I covered a lot of really heavy things with no good solutions in group organization the last three days. Now I’d like to talk about one easy thing that we solved brilliantly.
When Seattle EA first started, all meetings were discussion meetings that operated with discussion norms. One person came prepared to lead a discussion, which meant both presenting information and steering the conversation. This worked great with 8 people and was increasingly creaky at 15. Physically it became harder to find spaces where everyone could hear and no one had to shout. Conversationally, a tangent rate that led to charming new discoveries with 8 people led to huge snarls with 15, increasing the brain power required to moderate just as presenting got difficult. We solved this by splitting moderation and presenting into two different jobs (often two people trade off between them in the same meeting), and shifting meetings to be more presentation and questions, and the moderator steering tangents back to the meeting purpose. These are not the same as the old meetings, that’s not possible, but they are just as good at what they do.
One thought on “Meeting protocols don’t scale”

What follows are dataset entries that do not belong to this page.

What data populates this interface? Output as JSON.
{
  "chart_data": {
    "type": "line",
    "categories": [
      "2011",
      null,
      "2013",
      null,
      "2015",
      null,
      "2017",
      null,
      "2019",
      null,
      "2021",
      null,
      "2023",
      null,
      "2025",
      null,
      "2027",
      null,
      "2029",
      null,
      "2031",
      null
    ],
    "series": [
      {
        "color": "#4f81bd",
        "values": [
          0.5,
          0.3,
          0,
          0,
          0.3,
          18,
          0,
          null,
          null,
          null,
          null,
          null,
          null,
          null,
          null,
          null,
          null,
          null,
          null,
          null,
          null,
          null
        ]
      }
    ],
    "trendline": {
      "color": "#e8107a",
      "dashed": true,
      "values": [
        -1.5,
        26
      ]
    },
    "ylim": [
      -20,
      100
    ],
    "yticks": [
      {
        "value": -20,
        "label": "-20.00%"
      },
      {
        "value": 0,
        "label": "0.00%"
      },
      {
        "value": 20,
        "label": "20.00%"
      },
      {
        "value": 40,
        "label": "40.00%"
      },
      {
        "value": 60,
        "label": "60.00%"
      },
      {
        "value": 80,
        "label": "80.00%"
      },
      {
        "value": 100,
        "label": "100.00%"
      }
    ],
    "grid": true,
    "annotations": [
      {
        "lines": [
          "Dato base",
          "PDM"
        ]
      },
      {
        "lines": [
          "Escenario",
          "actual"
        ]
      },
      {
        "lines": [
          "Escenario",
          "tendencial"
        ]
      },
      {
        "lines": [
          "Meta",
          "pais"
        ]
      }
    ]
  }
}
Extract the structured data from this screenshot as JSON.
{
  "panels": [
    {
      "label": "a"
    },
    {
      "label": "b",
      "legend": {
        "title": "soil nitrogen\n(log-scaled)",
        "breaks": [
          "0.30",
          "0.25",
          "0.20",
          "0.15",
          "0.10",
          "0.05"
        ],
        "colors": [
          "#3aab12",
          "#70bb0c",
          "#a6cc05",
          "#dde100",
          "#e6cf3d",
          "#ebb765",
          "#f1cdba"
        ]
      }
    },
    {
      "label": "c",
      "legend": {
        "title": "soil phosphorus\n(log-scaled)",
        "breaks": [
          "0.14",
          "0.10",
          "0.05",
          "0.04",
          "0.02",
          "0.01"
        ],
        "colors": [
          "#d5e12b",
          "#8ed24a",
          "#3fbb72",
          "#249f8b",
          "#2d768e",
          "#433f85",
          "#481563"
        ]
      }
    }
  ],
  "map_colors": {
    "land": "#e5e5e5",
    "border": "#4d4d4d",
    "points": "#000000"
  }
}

“Conversationally, a tangent rate that led to charming new discoveries with 8 people led to huge snarls with 15”
Am I the only one who thinks there might be a lot of low-hanging fruit in modeling conversations mathematically to better understand phenomena like this? Conversations seem really understudied relative to their importance in society and the amount of value they provide for people.
Another option when groups get large is to split in to multiple smaller discussion groups. Anyway, great blog.